If my student would know how to use “shrew” in a sentence, for sure they will get some credit from me 🙂
Taming of? 😉
Either way, tamed or not 😀
I was an English teacher for 30 years… I love it!!!
🙂
It’s astonishing how a subset of students fail to make the connection between lack of production and lack of grade! Despite reminders, warnings, and nagging, it is still someone else’s fault if they don’t achieve. We sometimes say, “We should not care more about your success than you do!” The joy of teenagers. They usually figure it out sometime during grade 10, but some wait until they receive word that they’re not going to graduate until the sit up and take notice.
It’s tough in fifth grade also. You have to teach them to think… Yes, I know…
and gr 8, 9, 10, 11…
They really don’t want to think. They want you to hand them answers. We wear them down eventually, though.
They didn’t care what they were saying just how long did it have to be. I always said, “Until you are through saying what you have to say.! “Oh how they hated that answer!
lol and in Creative Writing, I made them work 8 weeks on 2 pages- a scene that was a snapshot of 5 minutes of time. What a challenge! But those scenes were GOOD by the time they were done!
(Actually, they did 3 or 4 such scenes, and polished the one (juniors 8-10) or two (seniors 11-12) for publication).
Bless you…
😉
Great poem! As a college professor I sometimes operate under the delusion that students are in college because 1) they want to be or 2) the see a positive outcome if they pursue their degree. Today I had student meetings to review their progress, discuss paper revisions, etc…I had one young lady who had missed several classes and had failed two hand in 1/3 of her assignments ask, “What do you mean I am failing? I always got an A or B in English in high school.” Then it became all drama. So, even at the college level, it can still be interesting. Again, loved the poem!
and you pointed at the syllabus where each assignment’s per cent of her mark was laid out, and she blinked in amazement, right?
Blinked, whined, then cried. Literally. Didn’t know what she was going to do. I suggested something original…do the work.

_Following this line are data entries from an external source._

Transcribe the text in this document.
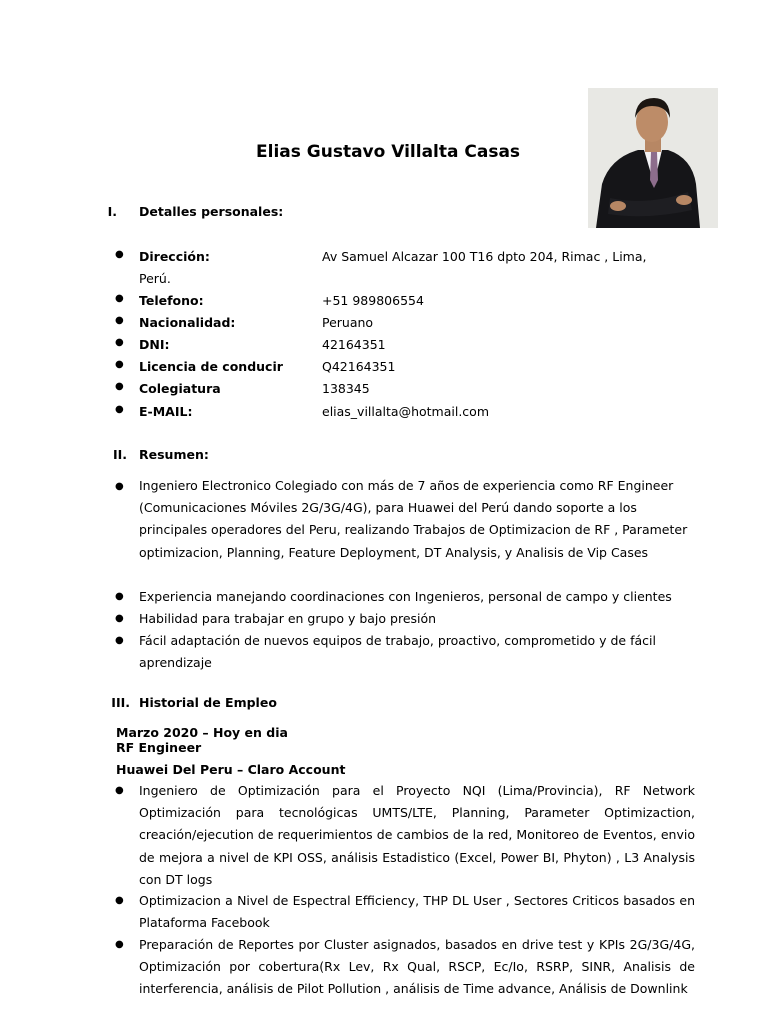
Elias Gustavo Villalta Casas
I. Detalles personales:
● Dirección:	Av Samuel Alcazar 100 T16 dpto 204, Rimac , Lima,
Perú.
● Telefono:	+51 989806554
● Nacionalidad:	Peruano
● DNI:	42164351
● Licencia de conducir	Q42164351
● Colegiatura	138345
● E-MAIL:	elias_villalta@hotmail.com
II. Resumen:
● Ingeniero Electronico Colegiado con más de 7 años de experiencia como RF Engineer (Comunicaciones Móviles 2G/3G/4G), para Huawei del Perú dando soporte a los principales operadores del Peru, realizando Trabajos de Optimizacion de RF , Parameter optimizacion, Planning, Feature Deployment, DT Analysis, y Analisis de Vip Cases
● Experiencia manejando coordinaciones con Ingenieros, personal de campo y clientes
● Habilidad para trabajar en grupo y bajo presión
● Fácil adaptación de nuevos equipos de trabajo, proactivo, comprometido y de fácil aprendizaje
III. Historial de Empleo
Marzo 2020 – Hoy en dia
RF Engineer
Huawei Del Peru – Claro Account
● Ingeniero de Optimización para el Proyecto NQI (Lima/Provincia), RF Network Optimización para tecnológicas UMTS/LTE, Planning, Parameter Optimizaction, creación/ejecution de requerimientos de cambios de la red, Monitoreo de Eventos, envio de mejora a nivel de KPI OSS, análisis Estadistico (Excel, Power BI, Phyton) , L3 Analysis con DT logs
● Optimizacion a Nivel de Espectral Efficiency, THP DL User , Sectores Criticos basados en Plataforma Facebook
● Preparación de Reportes por Cluster asignados, basados en drive test y KPIs 2G/3G/4G, Optimización por cobertura(Rx Lev, Rx Qual, RSCP, Ec/Io, RSRP, SINR, Analisis de interferencia, análisis de Pilot Pollution , análisis de Time advance, Análisis de Downlink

lol I’ve been offered bribes, too. Cash. Gift cards.
I have the same refrain: Just. Do. The. Work!
Love the poem. Hate the sad truth of it. Starts in Elementary, but more from the parents SHOCK when progress reports begin to show to much ball games, late nights, and concession stand food for healthy school lifestyle. Complain, “the teacher’s fault!” Always, I repeat, always someone else fault little Johnny can’t read: ( Highly respect teacher’s and what they do! I see and “hear” all this from the Office view… So sad, “Why do we have to come to parent/teacher conferences.. There’s a game tonight!!” Good poem and point Shawn ..sorry for my “rant”, I guess you could call me a ” shrew” too:)
Parental support is so important, and it has to be real support with a healthy dose of skepticism. Modeling positive, real life reading and math experiences at home is important, but so is modeling healthy lifestyles. When the kids get to high school, not believing everything they text home would be good, too, because a lot drama erupts because of parents coming to the ‘rescue’ of their oppressed babies when their kid is actually the one in the wrong. (Like the kid picks a fight, and howls when it comes back at her). So much drama when responsibility and consideration are usually the keys to success.
I had an adult English student who said as much, and got his boss to cut me loose. Korean society; loss of face, and all that.
Isn’t requesting the cutting loose worth a loss of face? Giving up being worse than struggling to achieve and all?
Thanks for the apology – do you usually rely on meter in your poetry or is context more important?
Ideally they’re in balance. Some poetry is metrical and some is not. This should be, but isn’t! lol
so how would you rate it compared to your metrical poetry?
It’s a bit of a throw-away poem. If I figured it was of lasting value I’d tidy it up, but it’s more of a rant than anything I’ll save for a future anthology or similar.